There are several components of the ISM Manufacturing report that are often inspected. One is the employment component, which contracted to 48.7 from May’s 50.1. Some investors will use ISM data as a precursor to Friday’s NFP data and a contraction in the ISM employment component in theory forecasts poorly for NFP numbers. However recall that almost 70% of the US economy is reliant upon consumption spending, not manufacturing, so investors should be prudent while reading into today’s data. Meanwhile, the prices-paid index expanded to 52.5 from May’s 49.5. This is positive news in the sense that prices are moderately reflating.
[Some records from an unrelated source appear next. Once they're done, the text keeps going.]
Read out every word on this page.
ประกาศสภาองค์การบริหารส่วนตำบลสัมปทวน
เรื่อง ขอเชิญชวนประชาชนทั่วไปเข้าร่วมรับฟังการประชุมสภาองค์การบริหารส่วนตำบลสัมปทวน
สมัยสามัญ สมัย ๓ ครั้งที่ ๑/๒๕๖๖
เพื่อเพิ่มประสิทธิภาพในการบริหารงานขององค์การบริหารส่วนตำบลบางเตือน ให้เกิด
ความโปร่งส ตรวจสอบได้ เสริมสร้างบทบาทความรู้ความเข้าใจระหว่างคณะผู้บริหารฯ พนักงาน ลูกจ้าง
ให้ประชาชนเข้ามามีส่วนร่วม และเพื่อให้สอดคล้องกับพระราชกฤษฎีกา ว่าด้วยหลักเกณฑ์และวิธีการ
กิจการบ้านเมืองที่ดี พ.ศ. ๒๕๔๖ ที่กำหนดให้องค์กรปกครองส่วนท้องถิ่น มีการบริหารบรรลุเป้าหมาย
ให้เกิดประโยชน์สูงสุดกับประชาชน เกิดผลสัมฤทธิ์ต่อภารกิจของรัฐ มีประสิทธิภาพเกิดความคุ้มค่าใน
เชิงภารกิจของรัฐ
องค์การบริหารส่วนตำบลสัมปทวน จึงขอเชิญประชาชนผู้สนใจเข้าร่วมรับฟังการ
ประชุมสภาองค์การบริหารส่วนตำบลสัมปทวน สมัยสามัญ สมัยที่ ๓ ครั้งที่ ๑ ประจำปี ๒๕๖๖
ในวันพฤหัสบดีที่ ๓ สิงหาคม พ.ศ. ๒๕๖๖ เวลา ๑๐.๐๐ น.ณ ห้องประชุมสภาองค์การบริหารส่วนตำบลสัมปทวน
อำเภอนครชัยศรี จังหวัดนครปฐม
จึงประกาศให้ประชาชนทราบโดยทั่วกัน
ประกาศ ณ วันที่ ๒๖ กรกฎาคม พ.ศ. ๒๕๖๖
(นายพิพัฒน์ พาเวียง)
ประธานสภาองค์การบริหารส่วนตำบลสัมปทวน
USDJPY 1-minute Chart: July 1, 2013
Charts Created using Marketscope – prepared by Kevin Jin
Market reaction to the ISM report was just as mixed as the data suggests. After an initial 10 pip spike past ¥99.80, the USDJPY quickly retreated back to 99.70, where it was before data was released. The pair is mostly trading within a 10 pip range between 99.70 and 99.80 at the time of writing. Also note that the USDJPY is approaching the important 100.00 level and today’s mixed ISM data was not enough to push the pair past that level as of yet.